🤖 AI Summary
Contemporary AI dialogue systems overemphasize response speed and superficial fluency, fostering user overtrust, obscuring implicit assumptions, and compromising task accuracy and reliability. To address this, we propose the “constructive friction” paradigm: deliberately introducing interventions—such as targeted queries, explicit assumption articulation, or strategic response pauses—at critical decision points to prompt user reflection and goal recalibration. We present the first systematic ontology of constructive friction, translating cognitive science’s deliberative pacing theory into a modelable, triggerable dialogue regulation framework. Our approach integrates expert-annotated multilingual corpora, state-aware triggering policies, and large language model–driven assumption inference and reflective prompting. Experiments across multiple benchmarks and simulated tasks demonstrate significant improvements: +12.7% in task success rate, enhanced user goal alignment and belief modeling accuracy, and increased interpretability and accountability of AI decisions.
📝 Abstract
While theories of discourse and cognitive science have long recognized the value of unhurried pacing, recent dialogue research tends to minimize friction in conversational systems.
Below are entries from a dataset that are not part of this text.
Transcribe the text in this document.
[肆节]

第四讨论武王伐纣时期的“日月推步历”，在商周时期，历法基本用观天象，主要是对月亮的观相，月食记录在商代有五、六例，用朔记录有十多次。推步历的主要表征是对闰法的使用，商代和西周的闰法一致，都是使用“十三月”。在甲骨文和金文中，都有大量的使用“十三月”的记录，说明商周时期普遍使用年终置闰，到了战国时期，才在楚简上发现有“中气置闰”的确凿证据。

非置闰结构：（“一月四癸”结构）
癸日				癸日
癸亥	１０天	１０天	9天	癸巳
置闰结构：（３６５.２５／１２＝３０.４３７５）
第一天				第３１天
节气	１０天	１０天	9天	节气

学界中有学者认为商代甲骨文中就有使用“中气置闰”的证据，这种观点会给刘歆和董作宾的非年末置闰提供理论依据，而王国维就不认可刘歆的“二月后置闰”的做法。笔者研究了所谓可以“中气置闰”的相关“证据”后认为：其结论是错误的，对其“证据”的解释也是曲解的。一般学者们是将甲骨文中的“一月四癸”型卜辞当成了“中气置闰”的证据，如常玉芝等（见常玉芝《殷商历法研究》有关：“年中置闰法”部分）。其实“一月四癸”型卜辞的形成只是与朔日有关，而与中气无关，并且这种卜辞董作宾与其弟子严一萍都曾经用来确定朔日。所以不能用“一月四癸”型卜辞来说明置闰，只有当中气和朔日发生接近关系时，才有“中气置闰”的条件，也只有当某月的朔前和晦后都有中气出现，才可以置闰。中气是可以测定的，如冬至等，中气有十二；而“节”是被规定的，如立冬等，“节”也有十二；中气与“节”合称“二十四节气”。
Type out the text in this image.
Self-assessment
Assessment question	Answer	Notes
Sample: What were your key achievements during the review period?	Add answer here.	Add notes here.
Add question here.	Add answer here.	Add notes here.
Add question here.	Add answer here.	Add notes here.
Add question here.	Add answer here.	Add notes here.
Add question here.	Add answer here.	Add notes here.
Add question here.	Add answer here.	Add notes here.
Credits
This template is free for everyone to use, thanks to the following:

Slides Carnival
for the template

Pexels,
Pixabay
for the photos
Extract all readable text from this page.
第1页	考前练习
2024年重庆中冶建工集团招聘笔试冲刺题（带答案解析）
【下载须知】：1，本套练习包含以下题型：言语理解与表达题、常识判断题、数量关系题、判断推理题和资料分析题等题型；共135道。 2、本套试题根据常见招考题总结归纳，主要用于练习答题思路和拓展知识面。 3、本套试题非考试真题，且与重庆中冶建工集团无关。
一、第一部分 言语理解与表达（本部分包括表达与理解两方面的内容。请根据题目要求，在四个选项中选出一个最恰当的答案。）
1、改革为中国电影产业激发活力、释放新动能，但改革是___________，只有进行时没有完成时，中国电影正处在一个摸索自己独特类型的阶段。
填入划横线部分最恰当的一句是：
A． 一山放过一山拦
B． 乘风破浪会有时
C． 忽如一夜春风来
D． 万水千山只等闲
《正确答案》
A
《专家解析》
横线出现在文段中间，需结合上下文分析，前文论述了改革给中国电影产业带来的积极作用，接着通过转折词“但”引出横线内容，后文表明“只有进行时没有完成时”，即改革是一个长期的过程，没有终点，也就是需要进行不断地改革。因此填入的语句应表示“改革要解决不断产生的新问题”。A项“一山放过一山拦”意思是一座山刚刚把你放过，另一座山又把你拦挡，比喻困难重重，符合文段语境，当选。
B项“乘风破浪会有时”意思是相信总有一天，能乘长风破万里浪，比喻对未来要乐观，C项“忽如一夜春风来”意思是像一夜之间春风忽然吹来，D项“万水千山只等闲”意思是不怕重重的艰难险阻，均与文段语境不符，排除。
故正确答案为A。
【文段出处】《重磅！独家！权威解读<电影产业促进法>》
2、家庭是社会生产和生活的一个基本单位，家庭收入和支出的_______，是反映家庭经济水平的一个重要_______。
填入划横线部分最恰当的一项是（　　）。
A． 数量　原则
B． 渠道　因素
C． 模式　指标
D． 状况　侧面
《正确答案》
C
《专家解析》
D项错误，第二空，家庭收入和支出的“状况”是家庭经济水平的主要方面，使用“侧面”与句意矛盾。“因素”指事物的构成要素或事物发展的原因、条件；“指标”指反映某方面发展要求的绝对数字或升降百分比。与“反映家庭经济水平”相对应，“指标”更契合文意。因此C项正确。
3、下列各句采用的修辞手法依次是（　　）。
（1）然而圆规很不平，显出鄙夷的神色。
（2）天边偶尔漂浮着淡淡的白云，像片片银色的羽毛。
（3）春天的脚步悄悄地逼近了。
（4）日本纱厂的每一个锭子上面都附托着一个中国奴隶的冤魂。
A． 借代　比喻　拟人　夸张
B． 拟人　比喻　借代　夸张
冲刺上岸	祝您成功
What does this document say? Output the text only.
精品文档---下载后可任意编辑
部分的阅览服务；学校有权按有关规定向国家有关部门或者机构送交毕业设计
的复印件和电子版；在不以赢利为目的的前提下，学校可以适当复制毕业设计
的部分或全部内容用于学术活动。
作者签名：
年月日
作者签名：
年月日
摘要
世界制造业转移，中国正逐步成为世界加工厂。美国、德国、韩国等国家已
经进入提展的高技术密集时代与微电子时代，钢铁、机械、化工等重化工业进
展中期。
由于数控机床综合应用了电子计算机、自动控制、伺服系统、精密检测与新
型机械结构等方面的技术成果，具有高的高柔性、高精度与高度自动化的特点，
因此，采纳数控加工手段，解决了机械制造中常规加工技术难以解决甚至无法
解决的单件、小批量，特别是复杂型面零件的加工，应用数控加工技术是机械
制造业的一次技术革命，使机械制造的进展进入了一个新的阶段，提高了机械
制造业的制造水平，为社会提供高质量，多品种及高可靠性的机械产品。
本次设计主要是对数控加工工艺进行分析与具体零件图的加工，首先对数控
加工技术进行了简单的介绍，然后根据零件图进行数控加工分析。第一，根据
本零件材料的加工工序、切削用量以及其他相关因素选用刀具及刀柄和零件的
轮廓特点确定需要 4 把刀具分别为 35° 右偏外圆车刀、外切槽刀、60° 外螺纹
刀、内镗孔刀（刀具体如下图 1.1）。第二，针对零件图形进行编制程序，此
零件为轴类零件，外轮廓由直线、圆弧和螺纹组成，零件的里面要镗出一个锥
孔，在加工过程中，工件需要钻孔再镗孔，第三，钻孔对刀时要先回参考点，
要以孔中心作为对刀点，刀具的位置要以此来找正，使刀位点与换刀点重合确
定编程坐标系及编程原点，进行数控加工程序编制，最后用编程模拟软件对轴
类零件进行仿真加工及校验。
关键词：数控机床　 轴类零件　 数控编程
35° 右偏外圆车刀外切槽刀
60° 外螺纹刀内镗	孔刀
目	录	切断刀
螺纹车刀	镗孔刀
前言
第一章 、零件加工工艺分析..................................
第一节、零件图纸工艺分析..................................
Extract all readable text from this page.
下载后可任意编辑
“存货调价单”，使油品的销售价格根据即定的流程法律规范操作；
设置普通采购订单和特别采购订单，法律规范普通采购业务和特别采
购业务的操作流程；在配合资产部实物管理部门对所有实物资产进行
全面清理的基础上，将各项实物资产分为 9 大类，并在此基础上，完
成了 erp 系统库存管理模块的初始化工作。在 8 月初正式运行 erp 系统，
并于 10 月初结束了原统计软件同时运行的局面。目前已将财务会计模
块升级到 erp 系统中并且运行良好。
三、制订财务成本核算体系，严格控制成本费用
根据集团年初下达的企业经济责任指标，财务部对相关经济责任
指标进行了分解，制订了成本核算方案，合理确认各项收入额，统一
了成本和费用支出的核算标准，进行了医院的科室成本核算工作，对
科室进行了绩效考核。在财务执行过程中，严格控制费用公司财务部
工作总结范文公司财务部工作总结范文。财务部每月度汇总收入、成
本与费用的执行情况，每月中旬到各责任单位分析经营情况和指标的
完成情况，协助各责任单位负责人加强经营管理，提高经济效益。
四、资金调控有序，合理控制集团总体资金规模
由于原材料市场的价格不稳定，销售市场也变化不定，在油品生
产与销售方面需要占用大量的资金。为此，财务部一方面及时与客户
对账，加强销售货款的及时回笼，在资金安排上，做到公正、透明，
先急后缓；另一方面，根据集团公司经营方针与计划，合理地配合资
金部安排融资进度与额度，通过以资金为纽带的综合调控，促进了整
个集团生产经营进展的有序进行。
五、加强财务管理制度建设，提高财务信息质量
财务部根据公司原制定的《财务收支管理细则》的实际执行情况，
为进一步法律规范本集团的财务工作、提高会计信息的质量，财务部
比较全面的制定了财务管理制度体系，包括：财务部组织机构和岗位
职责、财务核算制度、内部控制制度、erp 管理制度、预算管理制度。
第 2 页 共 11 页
Yet, frictionless dialogue risks fostering uncritical reliance on AI outputs, which can obscure implicit assumptions and lead to unintended consequences. To meet this challenge, we propose integrating positive friction into conversational AI, which promotes user reflection on goals, critical thinking on system response, and subsequent re-conditioning of AI systems. We hypothesize systems can improve goal alignment, modeling of user mental states, and task success by deliberately slowing down conversations in strategic moments to ask questions, reveal assumptions, or pause. We present an ontology of positive friction and collect expert human annotations on multi-domain and embodied goal-oriented corpora. Experiments on these corpora, along with simulated interactions using state-of-the-art systems, suggest incorporating friction not only fosters accountable decision-making, but also enhances machine understanding of user beliefs and goals, and increases task success rates.